In spite of eagerly obeying a multitude of signs imploring me to “Watch for Wildlife on the Highway” I saw very few wild things along the 1400+ miles of the Alaska Highway. But the lack of wildlife may have been due to my driving habits – starting the day on the road between 7 and 8 am and quitting by 6 pm. Apparently (very) early morning and late evening hours are best for seeing the critters.
The guide book that I've used for the drive to and in Alaska is called “The Milepost” and it provides a mile-by-mile breakdown of what to expect along the various highways - from towns and attractions to highway conditions – and it has been a huge help. It too provided some dire warnings about what wildlife to expect and where it would be.
What little wildlife I did see was on August 3rd (my second day on the Alaska Highway) between Summit Lake and Watson Lake (milepost 373-613). Oh, and that bit about not stopping on the highway? Forget it – everyone was doing it whenever an animal was sighted. Besides, the shoulders were nonexistent in many places and those animals certainly never appeared where there were turnouts!
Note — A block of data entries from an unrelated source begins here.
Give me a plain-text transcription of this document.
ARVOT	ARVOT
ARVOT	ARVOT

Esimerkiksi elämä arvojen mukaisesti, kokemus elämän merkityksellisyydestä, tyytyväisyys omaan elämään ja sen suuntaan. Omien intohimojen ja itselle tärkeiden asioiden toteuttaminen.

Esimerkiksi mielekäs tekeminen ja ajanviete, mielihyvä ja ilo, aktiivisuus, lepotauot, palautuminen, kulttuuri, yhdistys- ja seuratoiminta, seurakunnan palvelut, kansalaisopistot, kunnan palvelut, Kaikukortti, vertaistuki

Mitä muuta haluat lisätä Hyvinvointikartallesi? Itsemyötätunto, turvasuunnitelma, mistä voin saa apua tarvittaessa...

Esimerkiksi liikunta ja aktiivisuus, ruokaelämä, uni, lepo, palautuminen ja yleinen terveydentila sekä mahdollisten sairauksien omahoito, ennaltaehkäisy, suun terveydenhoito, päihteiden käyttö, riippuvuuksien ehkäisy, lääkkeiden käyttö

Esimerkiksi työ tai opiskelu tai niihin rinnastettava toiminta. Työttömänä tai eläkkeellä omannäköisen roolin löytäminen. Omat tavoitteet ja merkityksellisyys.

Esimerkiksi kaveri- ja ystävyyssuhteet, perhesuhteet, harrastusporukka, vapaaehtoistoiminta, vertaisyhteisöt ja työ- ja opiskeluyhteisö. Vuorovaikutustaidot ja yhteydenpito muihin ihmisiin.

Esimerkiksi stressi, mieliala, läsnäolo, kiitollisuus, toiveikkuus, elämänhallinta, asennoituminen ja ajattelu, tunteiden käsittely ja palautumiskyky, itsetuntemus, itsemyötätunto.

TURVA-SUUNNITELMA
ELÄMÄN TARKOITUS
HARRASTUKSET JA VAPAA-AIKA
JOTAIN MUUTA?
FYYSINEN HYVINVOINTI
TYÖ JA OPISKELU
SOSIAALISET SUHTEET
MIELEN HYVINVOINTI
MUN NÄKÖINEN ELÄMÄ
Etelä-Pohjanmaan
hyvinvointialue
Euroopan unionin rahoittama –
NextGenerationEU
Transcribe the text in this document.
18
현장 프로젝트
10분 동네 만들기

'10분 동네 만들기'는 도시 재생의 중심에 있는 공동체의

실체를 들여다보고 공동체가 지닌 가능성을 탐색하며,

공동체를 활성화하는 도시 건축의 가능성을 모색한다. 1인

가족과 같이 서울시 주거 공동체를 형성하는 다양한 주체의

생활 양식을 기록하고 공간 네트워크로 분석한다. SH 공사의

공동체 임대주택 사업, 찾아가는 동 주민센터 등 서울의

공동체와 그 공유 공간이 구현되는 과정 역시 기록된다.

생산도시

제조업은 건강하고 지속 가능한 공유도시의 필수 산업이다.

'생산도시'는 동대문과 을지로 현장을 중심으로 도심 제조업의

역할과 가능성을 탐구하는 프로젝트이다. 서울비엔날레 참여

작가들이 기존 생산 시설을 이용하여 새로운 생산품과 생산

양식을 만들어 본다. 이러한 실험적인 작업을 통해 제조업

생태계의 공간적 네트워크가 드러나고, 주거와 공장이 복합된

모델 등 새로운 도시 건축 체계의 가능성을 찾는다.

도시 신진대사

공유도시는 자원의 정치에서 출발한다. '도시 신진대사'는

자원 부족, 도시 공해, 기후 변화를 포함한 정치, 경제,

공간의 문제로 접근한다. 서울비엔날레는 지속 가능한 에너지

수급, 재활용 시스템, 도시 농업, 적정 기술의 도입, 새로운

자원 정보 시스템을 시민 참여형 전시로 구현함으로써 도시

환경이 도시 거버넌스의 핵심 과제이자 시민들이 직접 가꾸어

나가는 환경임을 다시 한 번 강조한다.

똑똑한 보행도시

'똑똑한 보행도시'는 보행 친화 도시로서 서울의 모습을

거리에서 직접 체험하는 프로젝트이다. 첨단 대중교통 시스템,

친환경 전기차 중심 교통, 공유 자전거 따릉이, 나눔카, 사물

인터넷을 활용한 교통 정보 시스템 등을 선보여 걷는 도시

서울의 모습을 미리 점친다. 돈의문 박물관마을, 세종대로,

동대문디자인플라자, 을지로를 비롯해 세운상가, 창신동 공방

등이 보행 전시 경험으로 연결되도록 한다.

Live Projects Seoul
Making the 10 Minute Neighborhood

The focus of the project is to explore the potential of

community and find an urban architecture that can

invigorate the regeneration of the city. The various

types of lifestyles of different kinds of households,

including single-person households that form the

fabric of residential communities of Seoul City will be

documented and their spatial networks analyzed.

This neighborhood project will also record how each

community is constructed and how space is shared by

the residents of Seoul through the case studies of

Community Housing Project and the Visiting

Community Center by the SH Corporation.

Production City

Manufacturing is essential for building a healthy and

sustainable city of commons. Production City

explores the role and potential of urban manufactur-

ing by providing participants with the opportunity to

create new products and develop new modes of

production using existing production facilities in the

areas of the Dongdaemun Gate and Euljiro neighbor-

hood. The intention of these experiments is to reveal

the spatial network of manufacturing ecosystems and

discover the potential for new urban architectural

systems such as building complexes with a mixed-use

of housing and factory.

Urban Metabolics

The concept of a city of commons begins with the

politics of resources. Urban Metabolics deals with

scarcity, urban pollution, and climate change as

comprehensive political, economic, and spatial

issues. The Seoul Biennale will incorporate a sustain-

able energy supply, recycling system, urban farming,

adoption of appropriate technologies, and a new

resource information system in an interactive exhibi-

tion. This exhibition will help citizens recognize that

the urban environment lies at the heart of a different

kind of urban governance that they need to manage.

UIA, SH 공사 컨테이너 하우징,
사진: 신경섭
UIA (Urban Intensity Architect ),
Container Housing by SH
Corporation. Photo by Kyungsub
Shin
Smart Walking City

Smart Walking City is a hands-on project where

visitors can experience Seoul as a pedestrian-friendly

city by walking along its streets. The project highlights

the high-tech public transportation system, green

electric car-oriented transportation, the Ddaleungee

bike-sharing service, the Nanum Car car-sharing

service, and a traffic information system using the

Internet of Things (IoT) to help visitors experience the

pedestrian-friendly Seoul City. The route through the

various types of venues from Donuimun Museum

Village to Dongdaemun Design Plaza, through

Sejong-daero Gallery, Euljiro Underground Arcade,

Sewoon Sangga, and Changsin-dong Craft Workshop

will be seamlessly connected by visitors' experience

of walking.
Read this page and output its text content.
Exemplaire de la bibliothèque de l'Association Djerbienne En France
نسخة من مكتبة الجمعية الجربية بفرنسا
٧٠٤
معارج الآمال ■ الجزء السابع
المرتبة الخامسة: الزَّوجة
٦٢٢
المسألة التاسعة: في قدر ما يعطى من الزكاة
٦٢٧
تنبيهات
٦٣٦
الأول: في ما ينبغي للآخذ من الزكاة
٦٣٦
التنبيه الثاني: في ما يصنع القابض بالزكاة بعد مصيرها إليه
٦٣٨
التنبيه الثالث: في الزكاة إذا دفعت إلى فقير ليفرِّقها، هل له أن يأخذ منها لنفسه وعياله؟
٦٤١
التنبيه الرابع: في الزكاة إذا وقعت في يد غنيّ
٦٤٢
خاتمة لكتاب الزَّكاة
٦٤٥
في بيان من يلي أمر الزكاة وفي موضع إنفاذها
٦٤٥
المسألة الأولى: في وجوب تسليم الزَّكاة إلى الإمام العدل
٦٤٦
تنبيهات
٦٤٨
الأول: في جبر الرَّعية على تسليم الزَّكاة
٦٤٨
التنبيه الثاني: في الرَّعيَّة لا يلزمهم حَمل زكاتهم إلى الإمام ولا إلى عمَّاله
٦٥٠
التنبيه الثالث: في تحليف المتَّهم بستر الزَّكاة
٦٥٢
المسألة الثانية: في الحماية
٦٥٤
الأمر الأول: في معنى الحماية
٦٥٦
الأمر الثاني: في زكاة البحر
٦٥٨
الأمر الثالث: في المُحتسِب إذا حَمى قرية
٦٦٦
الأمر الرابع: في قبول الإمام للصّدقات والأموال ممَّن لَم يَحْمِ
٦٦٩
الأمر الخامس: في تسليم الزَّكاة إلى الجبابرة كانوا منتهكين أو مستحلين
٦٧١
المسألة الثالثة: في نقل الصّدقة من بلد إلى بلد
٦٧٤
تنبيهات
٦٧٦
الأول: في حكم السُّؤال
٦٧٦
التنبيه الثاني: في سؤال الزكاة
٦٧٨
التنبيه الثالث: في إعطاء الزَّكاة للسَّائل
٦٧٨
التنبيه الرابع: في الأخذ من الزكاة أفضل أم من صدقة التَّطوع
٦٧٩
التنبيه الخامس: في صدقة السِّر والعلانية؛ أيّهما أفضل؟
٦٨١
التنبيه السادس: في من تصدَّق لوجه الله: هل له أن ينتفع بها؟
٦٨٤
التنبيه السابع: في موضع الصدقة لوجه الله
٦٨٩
Stone Sheep at 8:20 am near Summit Lake, exactly where The Milepost said they would be! But there was only one, all alone. It was right along the highway just a few feet from the van.
Bear at 10:35 am. On the off-chance that I'd see any wildlife I had gotten my other camera out (it has 15x zoom but takes lower resolution images). Otherwise this fella would have been a small dot in the photo! Berries were its idea of a good meal.
These two bears (taken at 12:58 pm) were some distance away when I saw them and stopped. I was able to get just one photo before they scurried off into the forest.
A small herd of Buffalo at 1:20 pm. Another small herd was several miles further on. It is possible that these are “domesticated” buffalo since several of them appear to be wearing a collar of some kind. Or perhaps it is a tracking device?
Note: This post was written at 11:30 pm Friday night using the available daylight only. There was still an orange tint to the western sky. Even later in the night the sky does not get dark. I haven't seen the stars in the night sky since leaving Montana. Temperature was about 55 degrees with a light breeze. And, this is being posted from the public library in the little town of North Pole, Alaska which is about 15 miles south of Fairbanks.